Frankfurt am Main, Germany | AFP |
The United States’ new hostility to free trade deals under President Donald Trump is benefiting the European Union, the bloc’s top trade official said Tuesday.
After Trump’s withdrawal from the Trans-Pacific Partnership trade deal in late January, “many countries are now turning to us, because they believe protectionism is not the right answer,” European Commissioner Cecilia Malmstrom told German business newspaper Handelsblatt.
“We are already negotiating with almost all of them, or preparing conversations” with the countries around the Pacific Rim that had signed up to the US-led treaty, she went on.
Since Trump’s election, the Commission has sped up talks with Mexico, South American trade bloc Mercosur, and Japan, is preparing possible talks with Australia and New Zealand, and has a completed deal with Vietnam on the table, Malmstrom noted.
“We have a well-stocked pipeline,” she said.
The trade chief also warned Trump against levying harsh tariffs on imported goods as he seeks to implement his “America first” campaign pledge.
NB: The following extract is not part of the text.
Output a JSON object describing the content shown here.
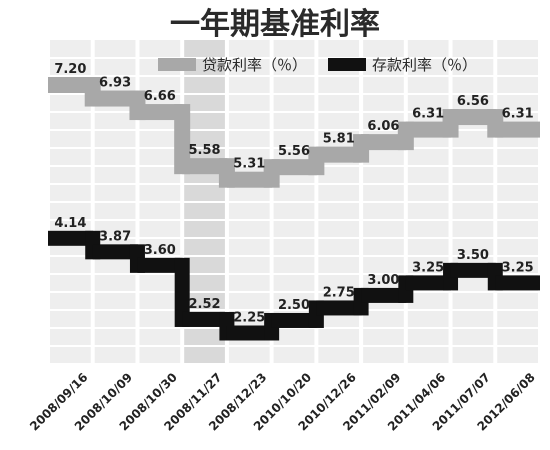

“President Trump promised in the election to do something, and of course he wants to fulfil this promise,” Malmstrom said.
But “there’s a risk of worldwide retaliatory measures, and that would be very bad for our economies and our citizens,” she added.
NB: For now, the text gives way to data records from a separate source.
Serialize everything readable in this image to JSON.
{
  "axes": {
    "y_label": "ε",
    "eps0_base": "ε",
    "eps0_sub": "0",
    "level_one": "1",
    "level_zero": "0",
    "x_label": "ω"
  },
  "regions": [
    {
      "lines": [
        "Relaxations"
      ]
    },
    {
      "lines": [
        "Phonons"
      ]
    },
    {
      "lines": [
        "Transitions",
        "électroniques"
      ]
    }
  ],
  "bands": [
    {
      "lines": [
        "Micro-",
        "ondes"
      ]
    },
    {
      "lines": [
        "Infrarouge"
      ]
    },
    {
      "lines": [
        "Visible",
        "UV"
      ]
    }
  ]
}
“If things really go that far, there will be no winners.”
As among the American public, growing distrust of trade deals has made itself felt in Europe.
EU officials only just managed to get the CETA trade deal with Canada approved by the bloc’s parliaments in October, after last-minute horse-trading with the Belgian region of Wallonia.
And there has been European resistance, including mass demonstrations, against a similar US-EU deal known as TTIP — an agreement now less likely to be realised with Trump in the White House.
“Some states didn’t do enough to catch the losers” from globalisation, Malmstrom acknowledged.
“Things are changing very quickly,” she went on. “If politicians then come along with simple black-and-white solutions, that falls on fertile ground.”
But the EU can soothe citizens’ fears about globalisation by “striking good deals that bring growth and jobs and serve our values,” Malmstrom insisted.
One way of creating more support for trade deals could be “demystifying” them by making negotiators’ mandates public, she suggested.
“These are not dangerous secret treaties, but very technical and largely extremely boring waltzes,” Malmstrom said.